The Bundeswehr/FRG figures may also be completely artificial, since the accounting was accomplished during the process of scrapping and exporting these weapons-this gives the Bundeswehr complete freedom to list or not list weapons without supervising control. To make the problem worse, even the Bundeswehr figures given after the process of scrapping and exporting weapons was completed are inconclusive, and contradict other Bundeswehr reports about exports. Thus, the Bundeswehr figures are likely not trustworthy as well. According to the final figures published by the Bundeswehr in 1994, the unified Germany had scrapped 891,217 small firearms, retained 4,784 and exported another 408,215 weapons of this category (according to the FRG definitions). But after cross-checking with the individual exports reported officially beforehand, this figure proves to be too low:

  • a minimum of 303,934 AK-47s has been exported to Turkey  
  • a minimum of 4,996 RPG-7s has been exported to Turkey  
  • a minimum of 2,491 light machine guns has been exported to Turkey  
  • 100,000 AK-47s have been exported to Finland

This already adds up to more than 411,000 small fire arms exported, excluding lower numbers that were exported to many other countries as well as additional substantial exports-for example, another 7,000 RPG-7 and 2,500 heavy machine guns for Turkey were under consideration and were at least partially delivered by the end of March 1994.

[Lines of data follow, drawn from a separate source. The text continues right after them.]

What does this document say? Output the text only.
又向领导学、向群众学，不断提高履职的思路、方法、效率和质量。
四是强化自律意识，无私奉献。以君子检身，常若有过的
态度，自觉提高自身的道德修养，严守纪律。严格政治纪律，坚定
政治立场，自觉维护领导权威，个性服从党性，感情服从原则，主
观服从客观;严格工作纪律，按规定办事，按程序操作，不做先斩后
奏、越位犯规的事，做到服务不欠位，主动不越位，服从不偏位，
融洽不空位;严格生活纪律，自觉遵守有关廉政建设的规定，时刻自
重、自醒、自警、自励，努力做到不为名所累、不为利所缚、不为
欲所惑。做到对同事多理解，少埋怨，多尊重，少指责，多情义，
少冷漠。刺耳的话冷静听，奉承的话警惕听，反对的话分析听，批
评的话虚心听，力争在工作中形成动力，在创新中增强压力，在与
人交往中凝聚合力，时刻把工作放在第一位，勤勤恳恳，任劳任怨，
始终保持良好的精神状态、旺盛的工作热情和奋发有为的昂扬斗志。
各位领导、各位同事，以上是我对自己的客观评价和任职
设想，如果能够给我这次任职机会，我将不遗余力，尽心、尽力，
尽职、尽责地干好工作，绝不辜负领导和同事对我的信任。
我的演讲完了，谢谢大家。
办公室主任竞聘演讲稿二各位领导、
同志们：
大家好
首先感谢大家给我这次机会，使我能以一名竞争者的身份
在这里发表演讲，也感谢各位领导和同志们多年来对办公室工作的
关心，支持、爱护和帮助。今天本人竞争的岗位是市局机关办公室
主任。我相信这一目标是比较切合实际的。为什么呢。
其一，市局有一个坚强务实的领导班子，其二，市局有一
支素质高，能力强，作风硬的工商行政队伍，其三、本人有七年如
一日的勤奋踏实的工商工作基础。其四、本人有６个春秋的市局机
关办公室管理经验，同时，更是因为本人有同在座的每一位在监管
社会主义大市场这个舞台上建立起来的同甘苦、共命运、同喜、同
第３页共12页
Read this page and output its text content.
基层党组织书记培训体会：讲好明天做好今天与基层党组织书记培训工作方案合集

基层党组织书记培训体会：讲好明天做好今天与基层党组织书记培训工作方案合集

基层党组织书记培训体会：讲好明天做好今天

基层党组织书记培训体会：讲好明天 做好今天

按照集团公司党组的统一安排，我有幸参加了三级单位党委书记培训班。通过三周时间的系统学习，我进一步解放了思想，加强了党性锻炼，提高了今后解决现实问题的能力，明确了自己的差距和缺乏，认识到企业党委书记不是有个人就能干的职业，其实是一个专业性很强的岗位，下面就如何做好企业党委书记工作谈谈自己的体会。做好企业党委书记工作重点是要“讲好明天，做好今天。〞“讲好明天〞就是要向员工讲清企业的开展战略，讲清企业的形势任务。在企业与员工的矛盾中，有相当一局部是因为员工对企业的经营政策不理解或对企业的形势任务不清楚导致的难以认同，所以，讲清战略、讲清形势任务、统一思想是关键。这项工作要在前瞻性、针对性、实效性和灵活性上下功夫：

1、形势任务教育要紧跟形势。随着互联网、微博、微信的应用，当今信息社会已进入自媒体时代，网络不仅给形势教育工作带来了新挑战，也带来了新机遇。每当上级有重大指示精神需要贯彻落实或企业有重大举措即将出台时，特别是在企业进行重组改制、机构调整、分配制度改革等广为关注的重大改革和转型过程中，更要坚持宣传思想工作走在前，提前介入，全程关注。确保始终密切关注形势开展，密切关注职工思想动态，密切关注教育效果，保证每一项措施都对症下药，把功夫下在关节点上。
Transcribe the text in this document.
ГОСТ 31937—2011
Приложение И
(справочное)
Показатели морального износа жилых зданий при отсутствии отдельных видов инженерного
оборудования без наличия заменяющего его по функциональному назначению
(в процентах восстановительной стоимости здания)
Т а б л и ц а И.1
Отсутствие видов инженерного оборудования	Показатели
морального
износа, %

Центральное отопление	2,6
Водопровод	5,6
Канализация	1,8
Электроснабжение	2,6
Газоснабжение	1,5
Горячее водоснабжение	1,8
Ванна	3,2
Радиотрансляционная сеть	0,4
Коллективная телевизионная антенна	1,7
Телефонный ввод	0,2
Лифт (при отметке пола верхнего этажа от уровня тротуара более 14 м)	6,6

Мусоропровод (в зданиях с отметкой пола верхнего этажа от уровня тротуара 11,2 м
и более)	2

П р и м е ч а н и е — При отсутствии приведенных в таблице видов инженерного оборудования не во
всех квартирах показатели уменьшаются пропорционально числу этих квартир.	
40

The minimum number of small firearms in NVA stockpiles was therefore about 1.3 million; the highest possible figure may have been around 1.7 million.

Sources: Goldbach, 1990, p.124f.; Ministerium für Nationale Verteidigung (DDR)/MAV, 1990; Deutscher Bundestag, Document 12/2026, 1992; Bundesministerium der Verteidigung, RüZ II,2, 1994; Deutscher Bundestag, Verteidigungsausschuß, 6 April 1994; Scheuer, 1992.